Stage: CreateTalosHTML

  • Config Section: CreateTalosHTML
  • Description: Controls how URLs linking out to external resources are generated and embedded into the report
  • Hyperlinks: The CreateTalosHTML.hyperlinks block can be absent, in which case no URL links are generated. If present, a LinkEngine will be generated to create all external resource links for the report
Field Purpose
hyperlinks.template Mandatory if hyperlinks section is present.
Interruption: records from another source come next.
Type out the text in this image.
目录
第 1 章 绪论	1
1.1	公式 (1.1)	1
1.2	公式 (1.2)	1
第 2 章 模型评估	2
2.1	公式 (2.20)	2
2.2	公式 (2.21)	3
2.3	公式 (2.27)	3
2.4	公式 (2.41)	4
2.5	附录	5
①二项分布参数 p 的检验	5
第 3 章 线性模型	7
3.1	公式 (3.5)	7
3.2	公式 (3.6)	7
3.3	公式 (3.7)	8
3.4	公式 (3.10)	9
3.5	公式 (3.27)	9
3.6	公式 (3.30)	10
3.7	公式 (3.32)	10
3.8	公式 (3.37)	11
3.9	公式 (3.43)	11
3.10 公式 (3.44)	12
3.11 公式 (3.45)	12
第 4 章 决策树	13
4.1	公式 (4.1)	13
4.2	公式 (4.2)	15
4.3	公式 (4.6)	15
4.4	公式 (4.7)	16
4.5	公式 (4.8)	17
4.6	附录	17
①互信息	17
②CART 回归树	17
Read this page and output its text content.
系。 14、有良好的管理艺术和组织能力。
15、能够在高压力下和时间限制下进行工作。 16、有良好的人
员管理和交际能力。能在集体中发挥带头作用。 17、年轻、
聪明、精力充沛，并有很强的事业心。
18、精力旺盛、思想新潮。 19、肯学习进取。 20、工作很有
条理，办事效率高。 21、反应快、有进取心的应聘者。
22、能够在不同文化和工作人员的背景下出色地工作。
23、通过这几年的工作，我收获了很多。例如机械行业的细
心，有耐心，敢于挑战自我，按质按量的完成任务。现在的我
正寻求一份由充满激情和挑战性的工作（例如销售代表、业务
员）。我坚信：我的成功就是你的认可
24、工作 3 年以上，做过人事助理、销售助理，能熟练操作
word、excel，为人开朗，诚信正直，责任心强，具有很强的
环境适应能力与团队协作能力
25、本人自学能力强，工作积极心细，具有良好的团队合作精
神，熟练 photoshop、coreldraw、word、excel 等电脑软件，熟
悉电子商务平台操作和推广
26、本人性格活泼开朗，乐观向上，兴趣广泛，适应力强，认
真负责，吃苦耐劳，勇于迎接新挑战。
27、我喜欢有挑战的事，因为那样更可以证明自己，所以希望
A String template containing an instance of {sample} for interpolating with the chosen Sample ID. This should define a template link to a per-family or per-proband resource
hyperlinks.variant_template Similar to template, but containing both {variant} and {sample}. This is used to generate a link to a per-variant resource, embedding both Sample ID and chr-pos-ref-alt (seqr/gnomAD-style)

Hyperlinks

To generate Hyperlinks to Seqr, this section should contain the hyperlinks block with relevant templates, alongside a file mapping the VCF sample IDs to the IDs used in the target system. This should be added to the NextFlow config as params.seqr_lookup, and can be a TSV, CSV, or JSON file. This is designed to be as flexible as possible, but may be daunting if you're starting from scratch. Worked examples:

Links out using the exact VCF ID

Links out using an alternate ID

  • Scenario: I want to generate links using a template, but the sample ID from the VCF is not suitable for the target URL, so I want to map from the VCF sample ID to a URL-appropriate ID in a TSV/CSV/JSON file
  • VCF ID: SAM1
  • Link ID: ExtSam1
  • Lookup JSON (file identified by params.seqr_lookup in NextFlow config)
{
    "SAM1": "ExtSam1",
    "SAM2": "ExtSam2"
}